Funded Indian startups can invest in channels with 6 to 12 month payback periods, such as SEO, content marketing, and community, because they have runway to absorb the lag. They can also run paid media experiments at meaningful spend levels. Bootstrapped Indian startups prioritise the cheapest-to-test first: direct outreach for B2B, WhatsApp referral for consumer, comparison SEO pages for both. The Bullseye candidate set for a bootstrapped startup filters out any channel with a payback period longer than 90 days until the startup has positive cash flow growth.
Product-market fit is the point where more than 40 percent of active users would be very disappointed if the product disappeared. Before PMF, marketing is an information-gathering exercise, acquiring precisely targeted ICP customers to learn from their behaviour. The goal before PMF is learning, not volume. Running aggressive paid media before PMF acquires customers who churn faster and provide lower-quality product feedback. After PMF, marketing switches to scaling. Oddtusk assesses the startup's PMF stage using consumer behaviour analysis before recommending any paid acquisition investment.

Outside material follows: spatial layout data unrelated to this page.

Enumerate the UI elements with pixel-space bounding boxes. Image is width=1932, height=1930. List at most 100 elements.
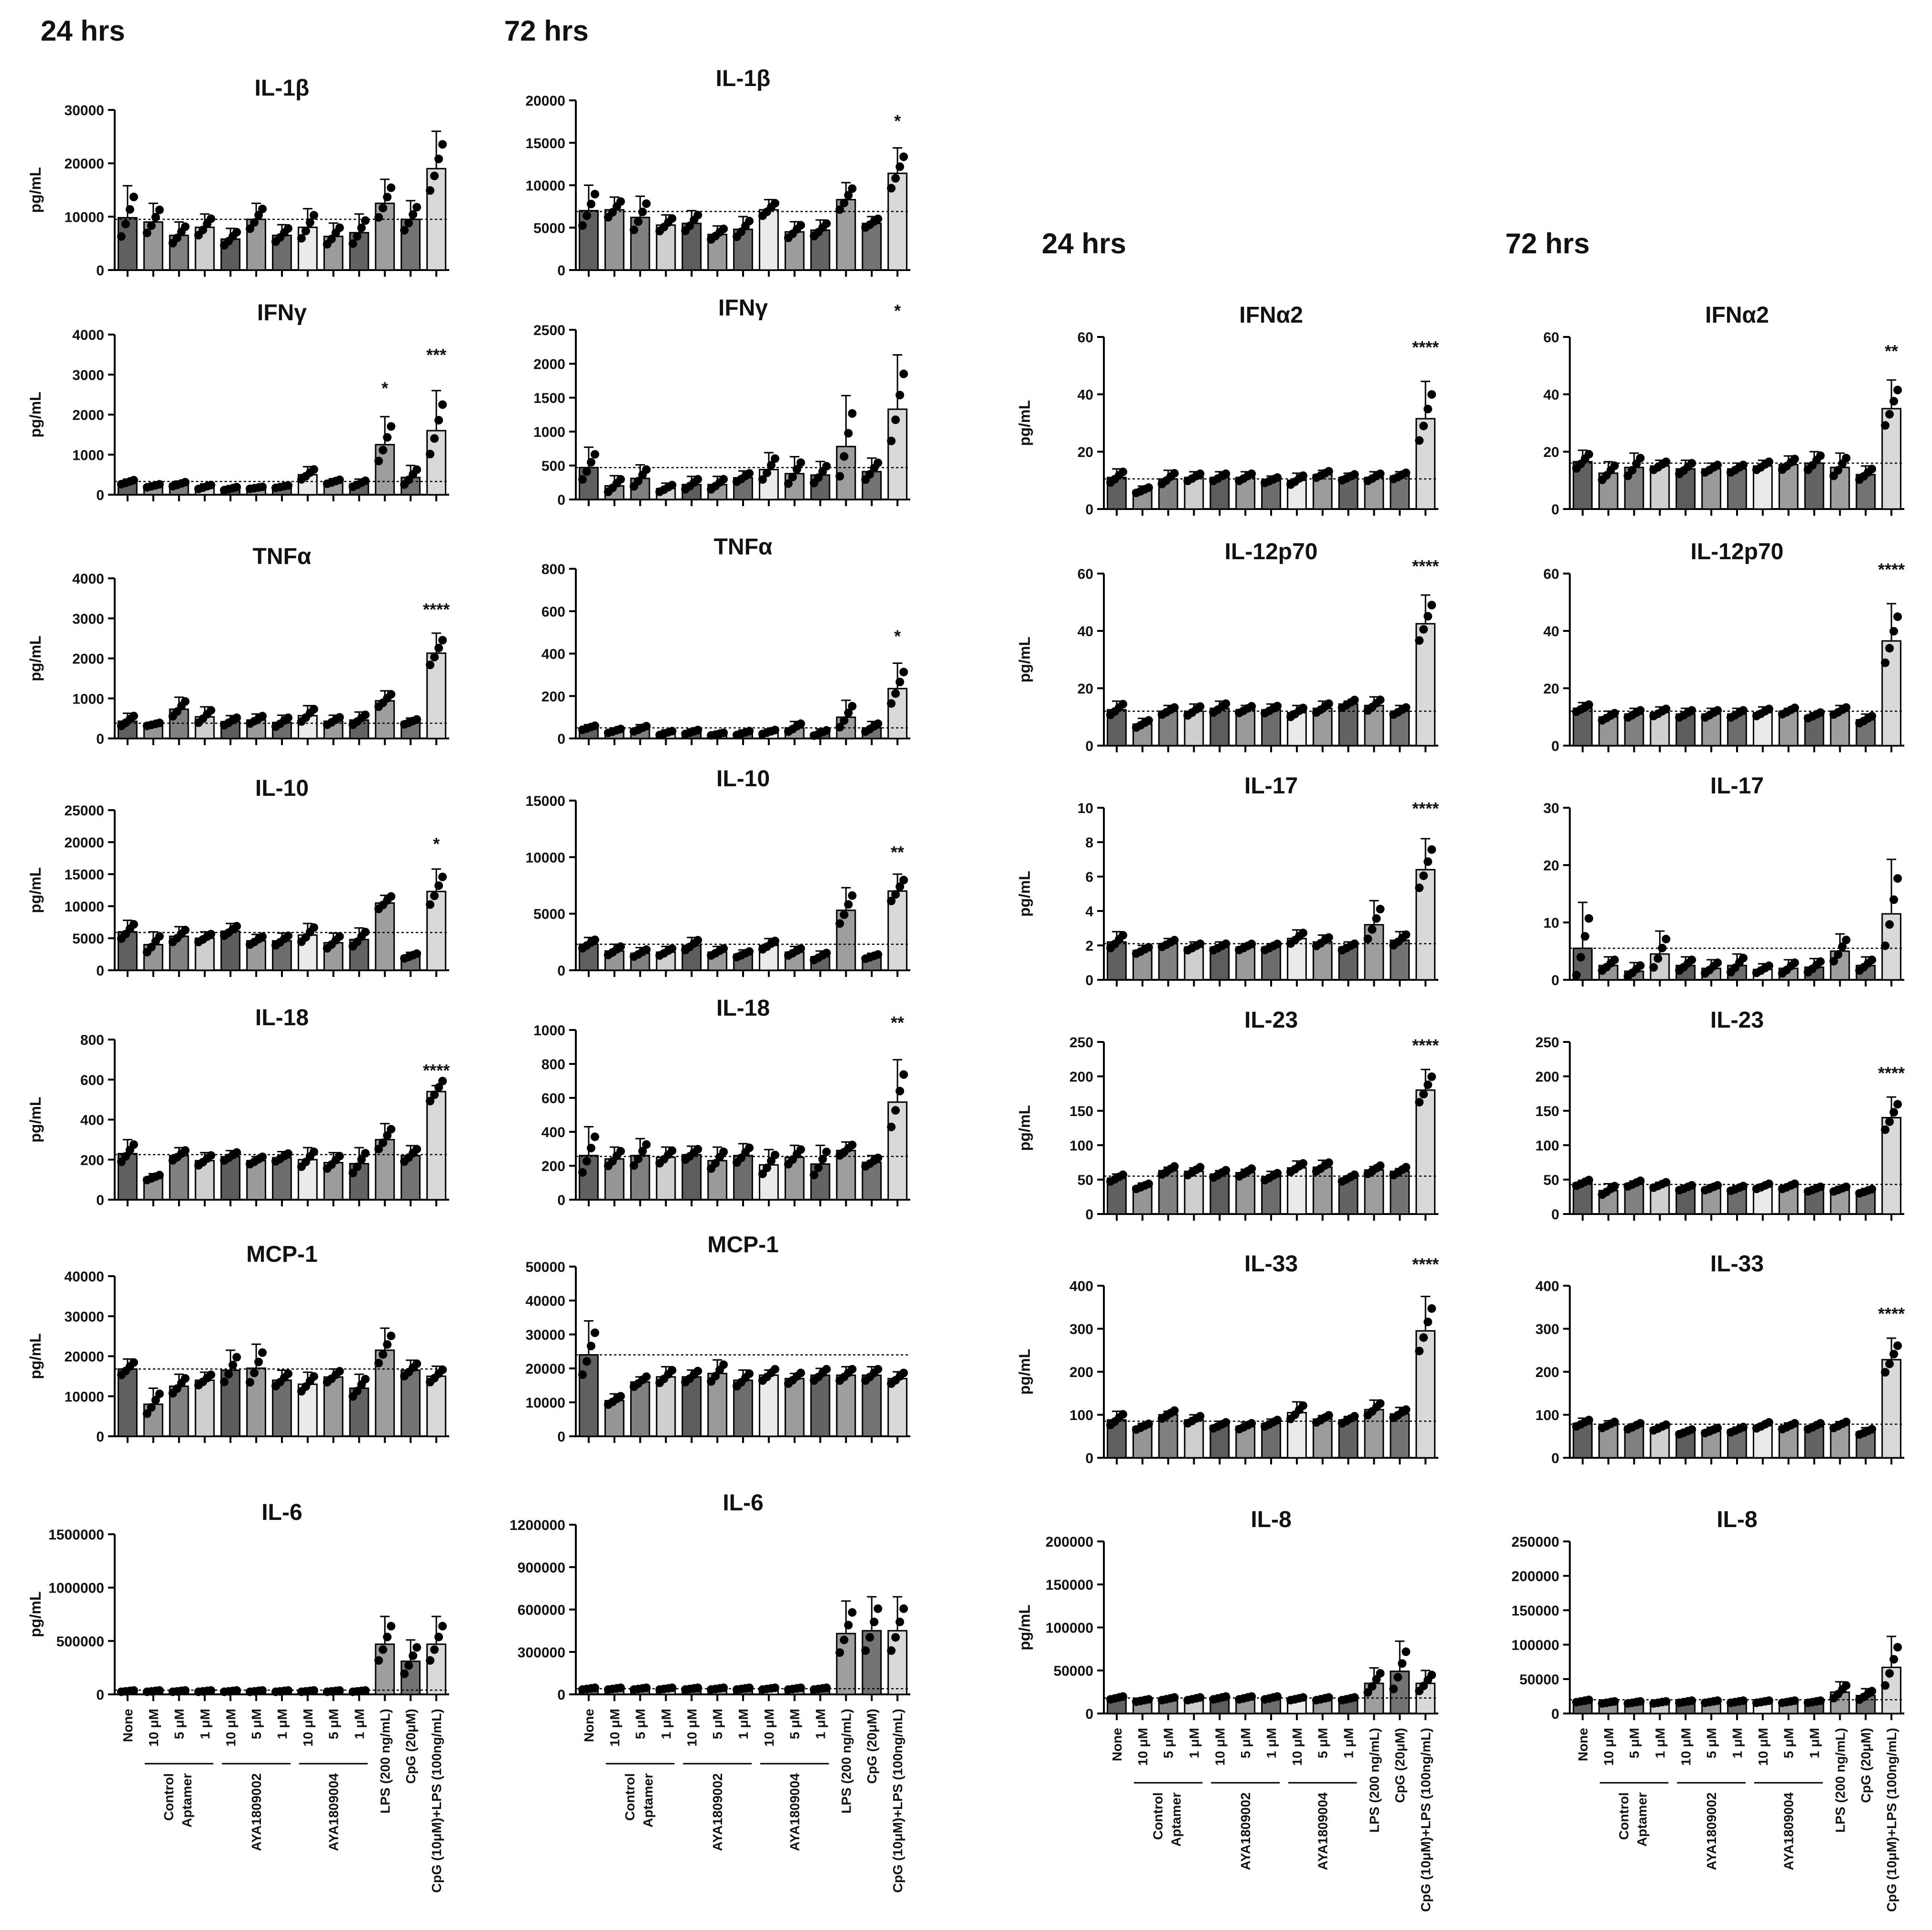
x-category-label: 10 μM — [684, 1709, 699, 1746]
chart-panel-il-18-a5: IL-18 pg/mL 0 200 400 600 800 **** — [27, 1005, 450, 1208]
data-point — [1764, 1696, 1773, 1705]
y-tick-label: 200 — [541, 689, 565, 705]
chart-title: MCP-1 — [707, 1232, 778, 1258]
data-point — [1764, 457, 1773, 466]
y-tick-label: 10000 — [65, 209, 104, 225]
x-category-label: 10 μM — [223, 1709, 238, 1746]
chart-panels: IL-1βpg/mL0100002000030000IFNγpg/mL01000… — [27, 66, 1905, 1722]
y-tick-label: 0 — [557, 263, 565, 279]
data-point — [1885, 1359, 1894, 1368]
significance-label: ** — [891, 843, 904, 862]
data-point — [590, 450, 599, 459]
data-point — [745, 1369, 754, 1378]
group-label: AYA1809004 — [1781, 1792, 1796, 1870]
data-point — [1816, 957, 1825, 966]
data-point — [770, 199, 779, 208]
chart-panel-tnf--b3: TNFα 0 200 400 600 800 * — [541, 534, 910, 747]
data-point — [426, 900, 435, 909]
data-point — [1713, 958, 1722, 967]
data-point — [719, 1360, 728, 1369]
significance-label: **** — [1412, 556, 1439, 576]
y-axis-label: pg/mL — [27, 1592, 44, 1637]
data-point — [616, 197, 625, 206]
y-tick-label: 50000 — [526, 1259, 565, 1275]
section-heading-72hrs-right: 72 hrs — [1505, 228, 1590, 260]
data-point — [1687, 459, 1696, 468]
y-tick-label: 20000 — [526, 1361, 565, 1377]
data-point — [578, 221, 587, 230]
bar — [1132, 950, 1153, 981]
data-point — [1424, 857, 1433, 866]
data-point — [335, 932, 344, 941]
data-point — [206, 214, 216, 223]
data-point — [434, 416, 443, 425]
x-category-label: 10 μM — [607, 1709, 622, 1746]
data-point — [1402, 703, 1411, 712]
y-tick-label: 10000 — [65, 899, 104, 915]
x-category-label: CpG (10μM)+LPS (100ng/mL) — [890, 1709, 905, 1893]
y-tick-label: 200 — [541, 1159, 565, 1174]
data-point — [1170, 1162, 1179, 1171]
y-tick-label: 30 — [1543, 801, 1559, 816]
data-point — [1610, 1182, 1619, 1191]
x-category-label: 5 μM — [1161, 1728, 1176, 1758]
data-point — [1790, 455, 1799, 464]
data-point — [835, 723, 844, 732]
data-point — [693, 1145, 702, 1154]
data-point — [1324, 933, 1333, 942]
data-point — [426, 186, 435, 195]
data-point — [874, 458, 883, 467]
y-tick-label: 20 — [1543, 858, 1559, 874]
y-tick-label: 800 — [80, 1032, 104, 1048]
data-point — [865, 470, 874, 479]
data-point — [430, 1090, 439, 1099]
y-tick-label: 1000 — [533, 424, 565, 440]
data-point — [1713, 706, 1722, 715]
data-point — [822, 1683, 831, 1692]
data-point — [438, 400, 447, 409]
data-point — [711, 1372, 720, 1381]
data-point — [147, 221, 156, 230]
data-point — [1415, 436, 1424, 445]
data-point — [284, 1369, 292, 1378]
data-point — [758, 475, 767, 484]
y-tick-label: 200 — [80, 1152, 104, 1168]
data-point — [125, 205, 134, 214]
x-category-label: 10 μM — [1601, 1728, 1616, 1766]
data-point — [1427, 845, 1436, 854]
data-point — [1842, 703, 1851, 712]
data-point — [387, 690, 396, 699]
data-point — [198, 226, 207, 235]
category-axis-a: None 10 μM 5 μM 1 μM 10 μM 5 μM 1 μM 10 μM 5 μM 1… — [120, 1709, 444, 1893]
y-tick-label: 150000 — [1046, 1577, 1093, 1593]
data-point — [840, 716, 849, 725]
y-tick-label: 0 — [557, 963, 565, 979]
data-point — [590, 1683, 599, 1692]
data-point — [1636, 1176, 1645, 1185]
chart-title: IL-33 — [1710, 1251, 1764, 1277]
data-point — [590, 1328, 599, 1337]
data-point — [232, 1148, 241, 1157]
data-point — [232, 483, 241, 492]
data-point — [629, 225, 638, 234]
data-point — [155, 1389, 164, 1399]
data-point — [378, 1138, 388, 1147]
data-point — [412, 949, 421, 958]
data-point — [1398, 1659, 1407, 1668]
category-axis-b: None 10 μM 5 μM 1 μM 10 μM 5 μM 1 μM 10 μM 5 μM 1… — [582, 1709, 905, 1893]
data-point — [348, 239, 357, 248]
data-point — [1247, 702, 1256, 711]
chart-title: IL-17 — [1244, 773, 1298, 799]
data-point — [438, 1076, 447, 1085]
data-point — [426, 1656, 435, 1665]
data-point — [844, 708, 853, 717]
data-point — [891, 1633, 900, 1642]
x-category-labels: None 10 μM 5 μM 1 μM 10 μM 5 μM 1 μM 10 μM 5 μM 1… — [120, 1709, 1899, 1912]
y-tick-label: 20 — [1543, 445, 1559, 460]
x-category-label: None — [1110, 1728, 1124, 1761]
data-point — [719, 224, 728, 233]
data-point — [1221, 939, 1230, 948]
y-tick-label: 20000 — [65, 1349, 104, 1365]
data-point — [896, 390, 905, 400]
data-point — [784, 479, 793, 488]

Startup SEO does not begin with head terms, which take 12 to 24 months and require domain authority the startup does not yet have. Oddtusk focuses on three faster-compounding content types: comparison and alternative pages targeting high-intent buyers, problem-aware long-tail queries describing the specific problem the product solves, and integration and use-case pages for SaaS. All three are built using topical authority mapping and produce more qualified traffic per piece in the startup's first 12 months than broad educational content.

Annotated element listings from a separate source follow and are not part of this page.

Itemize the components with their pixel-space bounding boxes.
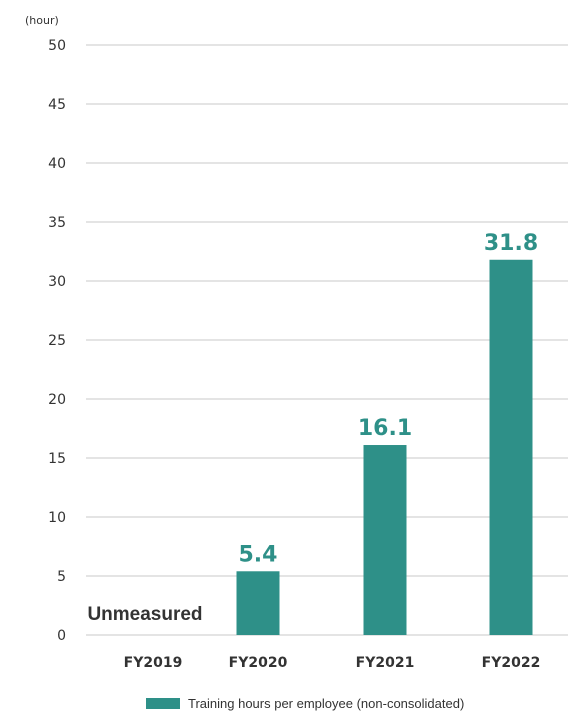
legend-swatch	[146, 698, 180, 709]
y-tick-label-50: 50	[48, 38, 66, 54]
x-tick-label-fy2019: FY2019	[124, 655, 183, 671]
legend-label: Training hours per employee (non-consoli…	[188, 696, 464, 711]
x-tick-label-fy2022: FY2022	[482, 655, 541, 671]
y-tick-label-30: 30	[48, 274, 66, 290]
data-labels: 5.4 16.1 31.8	[239, 231, 539, 568]
y-tick-label-45: 45	[48, 97, 66, 113]
annotations: Unmeasured	[87, 604, 202, 625]
y-axis-ticks: 0 5 10 15 20 25 30 35 40 45 50	[48, 38, 66, 644]
x-tick-label-fy2020: FY2020	[229, 655, 288, 671]
bar-fy2022	[489, 259, 533, 635]
y-tick-label-15: 15	[48, 451, 66, 467]
x-axis-categories: FY2019 FY2020 FY2021 FY2022	[124, 655, 541, 671]
bar-fy2020	[236, 571, 280, 635]
data-label-fy2022: 31.8	[484, 231, 538, 256]
y-tick-label-40: 40	[48, 156, 66, 172]
data-label-fy2021: 16.1	[358, 416, 412, 441]
x-tick-label-fy2021: FY2021	[356, 655, 415, 671]
y-tick-label-5: 5	[57, 569, 66, 585]
annotation-unmeasured: Unmeasured	[87, 604, 202, 625]
y-tick-label-10: 10	[48, 510, 66, 526]
legend: Training hours per employee (non-consoli…	[146, 696, 464, 711]
data-label-fy2020: 5.4	[239, 542, 278, 567]
bar-fy2021	[363, 445, 407, 635]
bars	[236, 259, 533, 635]
y-tick-label-0: 0	[57, 628, 66, 644]
y-tick-label-20: 20	[48, 392, 66, 408]
y-tick-label-35: 35	[48, 215, 66, 231]
grid-lines	[86, 44, 568, 636]
y-axis-unit: (hour)	[25, 14, 59, 27]
y-tick-label-25: 25	[48, 333, 66, 349]
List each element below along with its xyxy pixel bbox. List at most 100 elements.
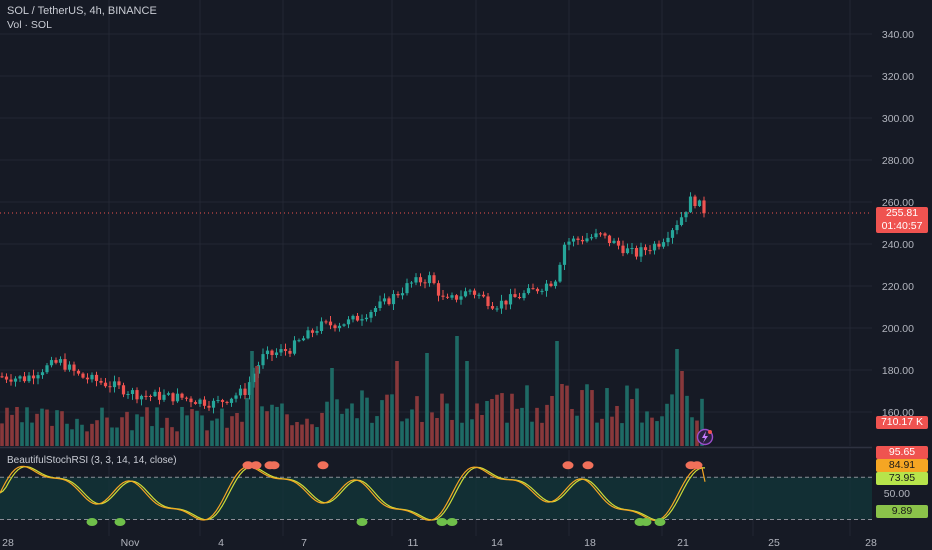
volume-bar xyxy=(25,407,29,446)
candle-body xyxy=(409,282,414,284)
volume-bar xyxy=(345,408,349,446)
volume-bar xyxy=(185,415,189,446)
volume-bar xyxy=(90,423,94,446)
candles xyxy=(0,192,706,414)
oversold-marker xyxy=(356,518,368,527)
volume-bar xyxy=(490,399,494,446)
volume-bar xyxy=(120,417,124,446)
volume-bar xyxy=(580,390,584,446)
candle-body xyxy=(477,294,481,296)
candle-body xyxy=(598,233,603,235)
candle-body xyxy=(684,212,688,218)
volume-bar xyxy=(500,393,504,446)
lightning-icon xyxy=(702,431,708,443)
oversold-marker xyxy=(114,518,126,527)
volume-bar xyxy=(85,431,89,446)
volume-bar xyxy=(450,419,454,446)
candle-body xyxy=(103,382,108,387)
volume-bar xyxy=(405,418,409,446)
oscillator-markers xyxy=(86,461,703,527)
volume-bar xyxy=(210,420,214,446)
candle-body xyxy=(337,325,342,329)
candle-body xyxy=(396,294,400,296)
oscillator-k-line xyxy=(0,465,706,522)
candle-body xyxy=(130,390,135,394)
candle-body xyxy=(243,388,247,395)
volume-bar xyxy=(425,353,429,446)
volume-bar xyxy=(80,424,84,446)
candle-body xyxy=(180,393,184,398)
candle-body xyxy=(670,230,675,238)
volume-bar xyxy=(170,427,174,446)
candle-body xyxy=(418,277,423,283)
volume-bar xyxy=(235,413,239,446)
candle-body xyxy=(27,375,31,382)
candle-body xyxy=(522,293,526,299)
candle-body xyxy=(459,296,463,300)
volume-bar xyxy=(275,406,279,446)
candle-body xyxy=(657,243,661,247)
volume-bar xyxy=(320,412,324,446)
oscillator-legend[interactable]: BeautifulStochRSI (3, 3, 14, 14, close) xyxy=(7,455,177,466)
candle-body xyxy=(184,397,189,399)
x-tick-label: 18 xyxy=(584,537,596,549)
candle-body xyxy=(283,349,288,351)
candle-body xyxy=(603,233,607,236)
candle-body xyxy=(135,390,139,400)
candle-body xyxy=(702,200,706,214)
candle-body xyxy=(697,200,702,207)
volume-bar xyxy=(20,422,24,446)
volume-bar xyxy=(250,351,254,446)
candle-body xyxy=(207,405,211,408)
candle-body xyxy=(540,290,544,292)
x-tick-label: 25 xyxy=(768,537,780,549)
candle-body xyxy=(189,398,193,403)
candle-body xyxy=(175,393,180,402)
volume-bar xyxy=(550,395,554,446)
volume-bar xyxy=(225,427,229,446)
volume-bar xyxy=(135,414,139,446)
volume-bar xyxy=(585,384,589,446)
candle-body xyxy=(661,242,666,247)
candle-body xyxy=(490,306,495,309)
candle-body xyxy=(0,376,4,378)
candle-body xyxy=(252,373,256,383)
volume-bar xyxy=(690,417,694,446)
candle-body xyxy=(405,283,409,294)
candle-body xyxy=(450,295,454,298)
volume-bar xyxy=(665,403,669,446)
candle-body xyxy=(139,395,144,400)
candle-body xyxy=(688,196,693,213)
volume-bar xyxy=(545,404,549,446)
volume-bar xyxy=(635,388,639,446)
candle-body xyxy=(198,399,202,404)
candle-body xyxy=(675,224,679,231)
candle-body xyxy=(171,393,175,402)
candle-body xyxy=(639,247,643,257)
volume-bar xyxy=(65,423,69,446)
candle-body xyxy=(499,300,504,309)
candle-body xyxy=(220,400,225,402)
candle-body xyxy=(99,380,103,383)
volume-bar xyxy=(400,421,404,446)
candle-body xyxy=(144,395,148,397)
volume-bar xyxy=(615,405,619,446)
candle-body xyxy=(391,294,396,305)
volume-bar xyxy=(290,425,294,446)
volume-bar xyxy=(0,423,4,446)
volume-bar xyxy=(315,427,319,446)
candle-body xyxy=(315,331,319,333)
candle-body xyxy=(193,402,198,404)
candle-body xyxy=(202,399,207,406)
oversold-marker xyxy=(446,518,458,527)
volume-legend[interactable]: Vol · SOL xyxy=(7,19,52,31)
candle-body xyxy=(108,386,112,388)
symbol-title[interactable]: SOL / TetherUS, 4h, BINANCE xyxy=(7,5,157,17)
volume-bar xyxy=(325,401,329,446)
oversold-marker xyxy=(436,518,448,527)
volume-bar xyxy=(430,412,434,446)
candle-body xyxy=(432,275,436,284)
volume-bar xyxy=(280,403,284,446)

The Bullseye framework from Traction by Gabriel Weinberg and Justin Mares is a structured process for identifying the one or two channels most likely to become a startup's primary acquisition engine. Oddtusk applies India-specific calibration: WhatsApp referral and sharing ranks higher for Indian consumer startups; LinkedIn organic content and Sales Navigator outreach ranks higher for Indian B2B; regional language YouTube significantly outperforms English for tier 2 and tier 3 Indian audiences.

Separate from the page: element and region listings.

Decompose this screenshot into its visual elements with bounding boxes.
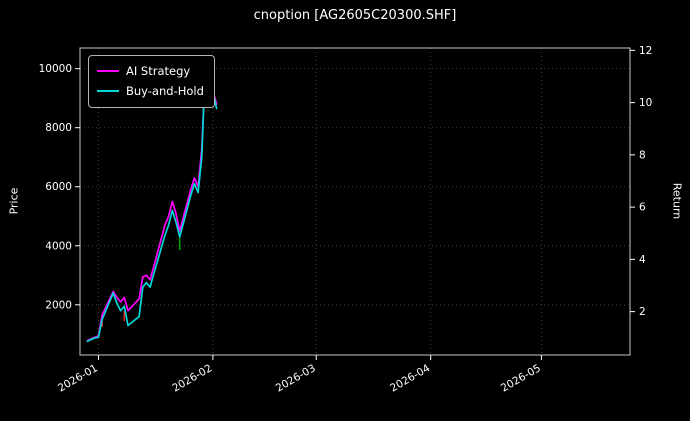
svg-text:4: 4 [639, 254, 646, 266]
svg-text:2026-04: 2026-04 [388, 362, 432, 394]
svg-text:12: 12 [639, 45, 652, 57]
svg-text:2000: 2000 [45, 299, 72, 311]
svg-text:6000: 6000 [45, 181, 72, 193]
legend: AI Strategy Buy-and-Hold [88, 55, 215, 109]
svg-text:4000: 4000 [45, 240, 72, 252]
legend-item-ai-strategy: AI Strategy [97, 61, 204, 81]
svg-text:2026-03: 2026-03 [274, 362, 318, 394]
svg-text:10: 10 [639, 97, 652, 109]
svg-text:8: 8 [639, 149, 646, 161]
svg-text:10000: 10000 [39, 63, 72, 75]
legend-label-ai-strategy: AI Strategy [126, 64, 191, 78]
svg-text:6: 6 [639, 202, 646, 214]
legend-label-buy-and-hold: Buy-and-Hold [126, 84, 204, 99]
svg-text:2026-01: 2026-01 [56, 362, 100, 394]
svg-text:2026-05: 2026-05 [499, 362, 543, 394]
legend-swatch-buy-and-hold [97, 90, 119, 93]
y-axis-label-right: Return [670, 182, 684, 220]
svg-text:8000: 8000 [45, 122, 72, 134]
chart-title: cnoption [AG2605C20300.SHF] [253, 8, 457, 23]
svg-text:2: 2 [639, 306, 646, 318]
svg-text:2026-02: 2026-02 [170, 362, 214, 394]
legend-swatch-ai-strategy [97, 70, 119, 73]
legend-item-buy-and-hold: Buy-and-Hold [97, 81, 204, 101]
y-axis-label-left: Price [7, 187, 21, 215]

Growth metrics depend on the business model. For SaaS: MRR growth rate, trial-to-paid conversion rate, 30-day and 90-day retention, CAC by channel, and NRR. For D2C: first-purchase conversion rate, 90-day LTV, second-purchase rate, CAC by channel, and WhatsApp subscriber opt-in rate. For B2B: pipeline generated by channel, SQL-to-close rate, CAC, sales cycle length, and deal size. All tracked in GA4. See our full growth marketing programme.
Oddtusk has startup growth experience across SaaS (B2B and horizontal SaaS for Indian mid-market and enterprise), D2C consumer brands (wellness, fashion, home, food), fintech, edtech, and healthtech. SaaS benefits most from comparison SEO and LinkedIn outreach, D2C from WhatsApp referral and Meta paid, edtech from YouTube and Google Search.
The 90-day startup growth roadmap is the Phase 1 output defining exactly what the marketing programme will do in the first three months: which channels will be experimented on, what the success metric is for each experiment, ICP definition, positioning, resource allocation, and assets needed. The roadmap ends with a channel verdict: the primary channel with the strongest signal, the secondary channel for months 4 to 6, and channels to drop. All metrics are configured in GA4 from day one, with GTM tracking verified before any spend begins.